Шрифт:
Интервал:
Закладка:
– Страшно? – спрашиваю я.
– Да, – шепчет Бесс.
– И мне страшно.
А за спиной у нас, за занавеской, спит Кон, и в груди у нее что-то клокочет при каждом вдохе.
Бесс кивком указывает на занавеску:
– Посиди с ней, если хочешь. Вид у тебя изможденный. Когда ты в последний раз спала по-человечески?

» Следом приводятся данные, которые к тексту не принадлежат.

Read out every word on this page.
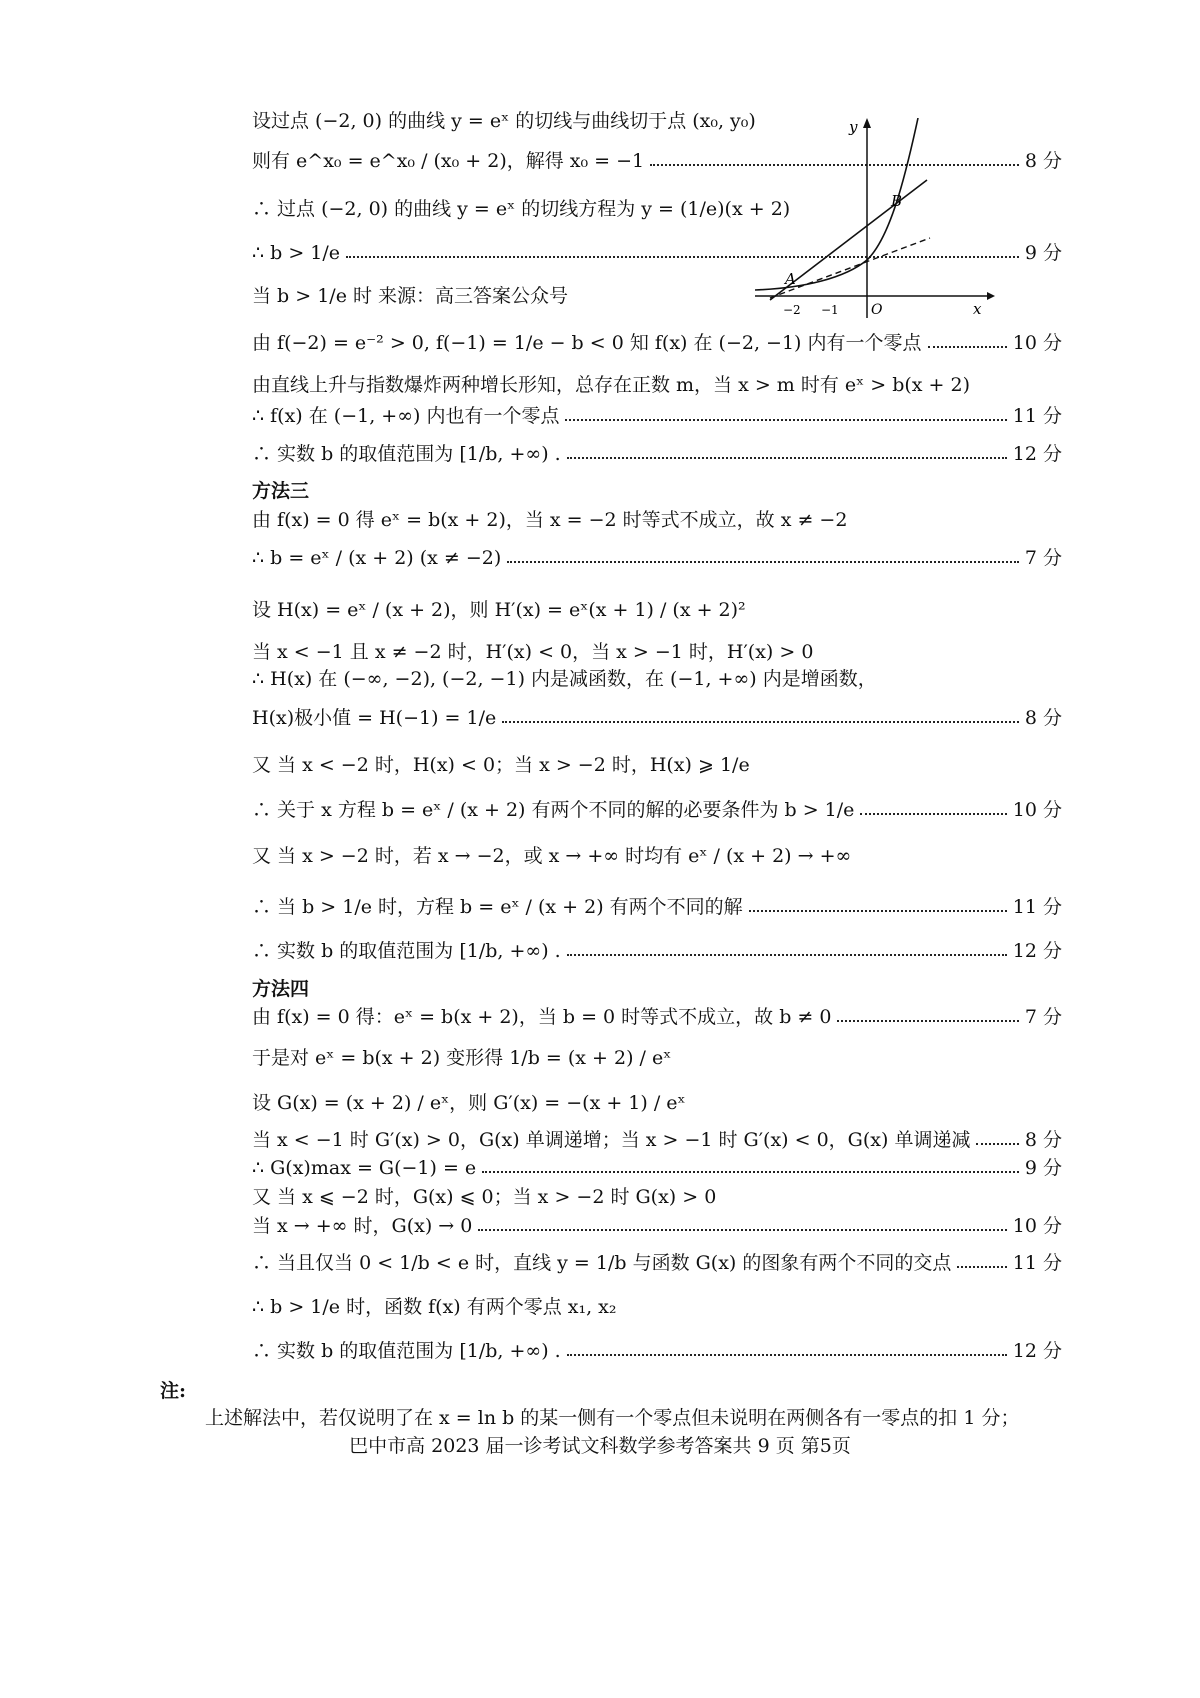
设过点 (−2, 0) 的曲线 y = eˣ 的切线与曲线切于点 (x₀, y₀)
则有 e^x₀ = e^x₀ / (x₀ + 2)，解得 x₀ = −1	8 分
∴ 过点 (−2, 0) 的曲线 y = eˣ 的切线方程为 y = (1/e)(x + 2)
∴ b > 1/e	9 分
当 b > 1/e 时 来源：高三答案公众号
由 f(−2) = e⁻² > 0, f(−1) = 1/e − b < 0 知 f(x) 在 (−2, −1) 内有一个零点	10 分
由直线上升与指数爆炸两种增长形知，总存在正数 m，当 x > m 时有 eˣ > b(x + 2)
∴ f(x) 在 (−1, +∞) 内也有一个零点	11 分
∴ 实数 b 的取值范围为 [1/b, +∞) .	12 分
x
y
O
−2 −1
A
B
方法三
由 f(x) = 0 得 eˣ = b(x + 2)，当 x = −2 时等式不成立，故 x ≠ −2
∴ b = eˣ / (x + 2) (x ≠ −2)	7 分
设 H(x) = eˣ / (x + 2)，则 H′(x) = eˣ(x + 1) / (x + 2)²
当 x < −1 且 x ≠ −2 时，H′(x) < 0，当 x > −1 时，H′(x) > 0
∴ H(x) 在 (−∞, −2), (−2, −1) 内是减函数，在 (−1, +∞) 内是增函数，
H(x)极小值 = H(−1) = 1/e	8 分
又 当 x < −2 时，H(x) < 0；当 x > −2 时，H(x) ⩾ 1/e
∴ 关于 x 方程 b = eˣ / (x + 2) 有两个不同的解的必要条件为 b > 1/e	10 分
又 当 x > −2 时，若 x → −2，或 x → +∞ 时均有 eˣ / (x + 2) → +∞
∴ 当 b > 1/e 时，方程 b = eˣ / (x + 2) 有两个不同的解	11 分
∴ 实数 b 的取值范围为 [1/b, +∞) .	12 分
方法四
由 f(x) = 0 得：eˣ = b(x + 2)，当 b = 0 时等式不成立，故 b ≠ 0	7 分
于是对 eˣ = b(x + 2) 变形得 1/b = (x + 2) / eˣ
设 G(x) = (x + 2) / eˣ，则 G′(x) = −(x + 1) / eˣ
当 x < −1 时 G′(x) > 0，G(x) 单调递增；当 x > −1 时 G′(x) < 0，G(x) 单调递减	8 分
∴ G(x)max = G(−1) = e	9 分
又 当 x ⩽ −2 时，G(x) ⩽ 0；当 x > −2 时 G(x) > 0
当 x → +∞ 时，G(x) → 0	10 分
∴ 当且仅当 0 < 1/b < e 时，直线 y = 1/b 与函数 G(x) 的图象有两个不同的交点	11 分
∴ b > 1/e 时，函数 f(x) 有两个零点 x₁, x₂
∴ 实数 b 的取值范围为 [1/b, +∞) .	12 分
注:
上述解法中，若仅说明了在 x = ln b 的某一侧有一个零点但未说明在两侧各有一零点的扣 1 分；
巴中市高 2023 届一诊考试文科数学参考答案共 9 页 第5页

– Честное слово, не помню.
– С бинтами я сама управлюсь.
Я стою и моргаю, от ее доброты к глазам подступают жгучие слезы.
– Спасибо, – отвечаю я.
Мне снится, что я плаваю в море вместе с родителями и Кон, хотя на самом деле отец так толком плавать и не научился. Руками взрезаю воду, выныриваю, зову маму.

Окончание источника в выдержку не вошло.